Their luck ran out, or so it seemed to Brian, when Dan tried to con a motor pool sergeant into loaning them a jeep. But Dan just pulled another rabbit out of his hat, this time in the form of some brand-new girlie magazines and a pack of opium-laced cigarettes, and the jeep was theirs.
And then hiring this driver, Nguyen, was another Petrie inspiration ... or so Brian had thought at the time.
[269] Back where they’d turned off the highway, Brian thought, was for sure where their luck had ended. He’d agreed with Petrie then, it would be safer taking a back way to Tien Sung. Not so traveled or heavily patrolled. But now he feared they’d taken the wrong route. ...
They were in Charlie territory, he could feel it. His scalp felt tight, shrunken. And if his balls climbed any higher, they’d be lodged in his throat.
“Second thoughts?” Petrie asked, those bolted-in blue eyes of his peering at Brian from under the brim of his cap.
“No,” Brian answered. This might well get them all killed, but he had to at least try and get to Rachel.
“She must be something then.” Petrie began whistling the theme from Bridge on the River Kwai.
Brian concentrated on the narrow track ahead. Any second they might hit a mine. Or get picked off by snipers. Christ, he wished he had his M-16. Or even just a pistol. But in Da Nang, Dan had insisted no weapons. Civilians—here, he’d pushed his face in front of Brian’s—that’s how they were going in. That was their protection, and their only hope, lousy as it was. Besides, even with a couple of rifles, against VC snipers they wouldn’t have a prayer.
Petrie’s words had given Brian an idea, though. There could well be other weapons besides guns. On the afternoon of the day before they were to leave Da Nang, he had visited a Catholic church
in the heart of the city. He recalled now how the priest, a slender Eurasian who spoke English with a French accent, had led him through a warren of narrow stone corridors, then outside to a small enclosed garden. Stone walls blanketed in morning glories and honeysuckle, some kind of mossy grass that grew in hummocks amid carefully placed rocks, a small pond studded with water lilies set in the middle of it all like a jewel. The loveliest garden Brian had ever seen. On a teak bench under the shade of a hibiscus tree, Father Sebastian served him bitter Chinese tea, and afterwards Brian knelt with him in the soft grass and prayed. He’d felt far away from God, but the ancient words and cadences had comforted him, as if his mother had laid her hand on his brow. Afterwards, the priest sent him on his way with a blessing and the thing Brian had come for [270] ... the thing that might ensure their safety, he hoped. Under his jacket now. He had it hidden. Not even Petrie knew.

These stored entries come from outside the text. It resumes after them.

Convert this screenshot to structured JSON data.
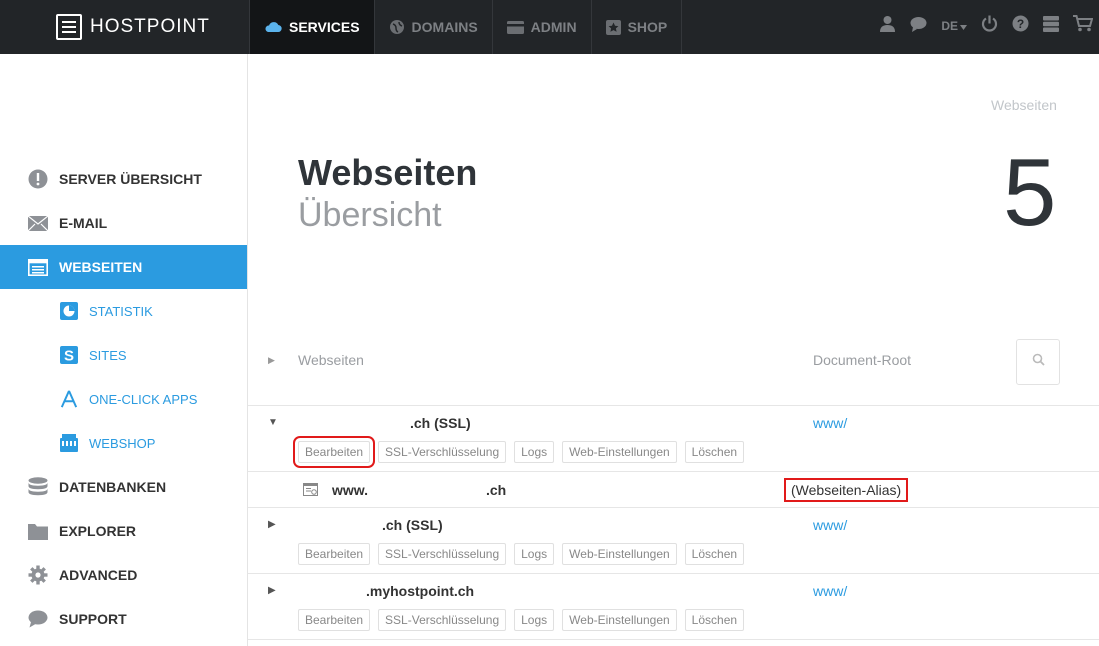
{
  "header": {
    "logo_text": "HOSTPOINT",
    "nav": [
      {
        "label": "SERVICES",
        "icon": "cloud-icon",
        "active": true
      },
      {
        "label": "DOMAINS",
        "icon": "globe-icon"
      },
      {
        "label": "ADMIN",
        "icon": "card-icon"
      },
      {
        "label": "SHOP",
        "icon": "star-icon"
      }
    ],
    "language": "DE",
    "right_icons": [
      "user-icon",
      "chat-icon",
      "language-dropdown",
      "power-icon",
      "help-icon",
      "server-icon",
      "cart-icon"
    ]
  },
  "sidebar": {
    "items": [
      {
        "label": "SERVER ÜBERSICHT",
        "icon": "info-icon"
      },
      {
        "label": "E-MAIL",
        "icon": "envelope-icon"
      },
      {
        "label": "WEBSEITEN",
        "icon": "browser-icon",
        "active": true
      },
      {
        "label": "STATISTIK",
        "icon": "pie-chart-icon",
        "sub": true
      },
      {
        "label": "SITES",
        "icon": "sites-s-icon",
        "sub": true
      },
      {
        "label": "ONE-CLICK APPS",
        "icon": "app-store-icon",
        "sub": true
      },
      {
        "label": "WEBSHOP",
        "icon": "shop-icon",
        "sub": true
      },
      {
        "label": "DATENBANKEN",
        "icon": "database-icon"
      },
      {
        "label": "EXPLORER",
        "icon": "folder-icon"
      },
      {
        "label": "ADVANCED",
        "icon": "gear-icon"
      },
      {
        "label": "SUPPORT",
        "icon": "speech-bubble-icon"
      }
    ]
  },
  "main": {
    "breadcrumb": "Webseiten",
    "title": "Webseiten",
    "subtitle": "Übersicht",
    "count": "5",
    "table": {
      "col_websites": "Webseiten",
      "col_docroot": "Document-Root",
      "rows": [
        {
          "domain": ".ch (SSL)",
          "docroot": "www/",
          "expanded": true
        },
        {
          "alias_domain_prefix": "www.",
          "alias_domain_suffix": ".ch",
          "alias_label": "(Webseiten-Alias)"
        },
        {
          "domain": ".ch (SSL)",
          "docroot": "www/"
        },
        {
          "domain": ".myhostpoint.ch",
          "docroot": "www/"
        }
      ],
      "actions": [
        "Bearbeiten",
        "SSL-Verschlüsselung",
        "Logs",
        "Web-Einstellungen",
        "Löschen"
      ]
    }
  },
  "colors": {
    "accent": "#2b9be0",
    "topbar": "#222528",
    "highlight": "#e11a1a"
  }
}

Throwing Brian forward against the dash, the driver braked to a sudden halt.
About thirty yards ahead, someone was blocking the road, a kid in black pajamas and thongs. He looked about sixteen, and could have been a villager on his way to the rice paddies ... except he was carrying a rifle. A Soviet AK-47.

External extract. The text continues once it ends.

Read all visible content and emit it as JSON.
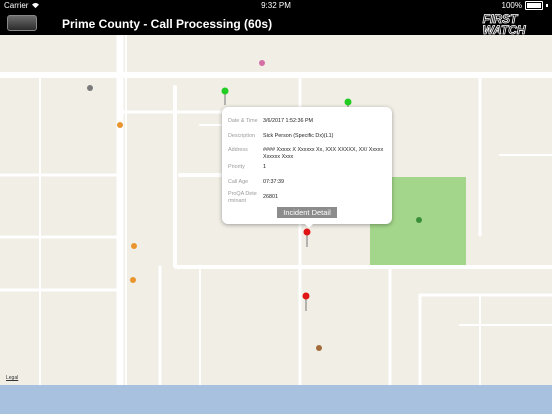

“Dùng lai!” the boy commanded.
Brian watched, feeling helpless, every muscle wound tight, as Nguyen leaped nimbly from the driver’s seat and trotted over to him, mud sucking at the heels of his sandaled feet.
A burst of singsong Vietnamese followed between the two, with lots of wild gesturing back and forth.

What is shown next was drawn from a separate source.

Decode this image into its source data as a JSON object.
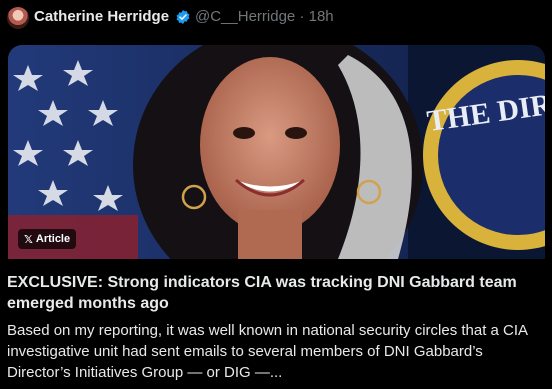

“Don’t make a move,” Dan whispered, laying a hand on Brian’s arm. “Just smile. Smile like you just got picked runner-up in the bloody Miss America pageant.”
Brian did. He smiled so hard he thought his face would forever freeze into this position. And all the while, he held the rest of himself rigid too, his muscles cramping, sweat dribbling off his forehead, terror knotting his insides.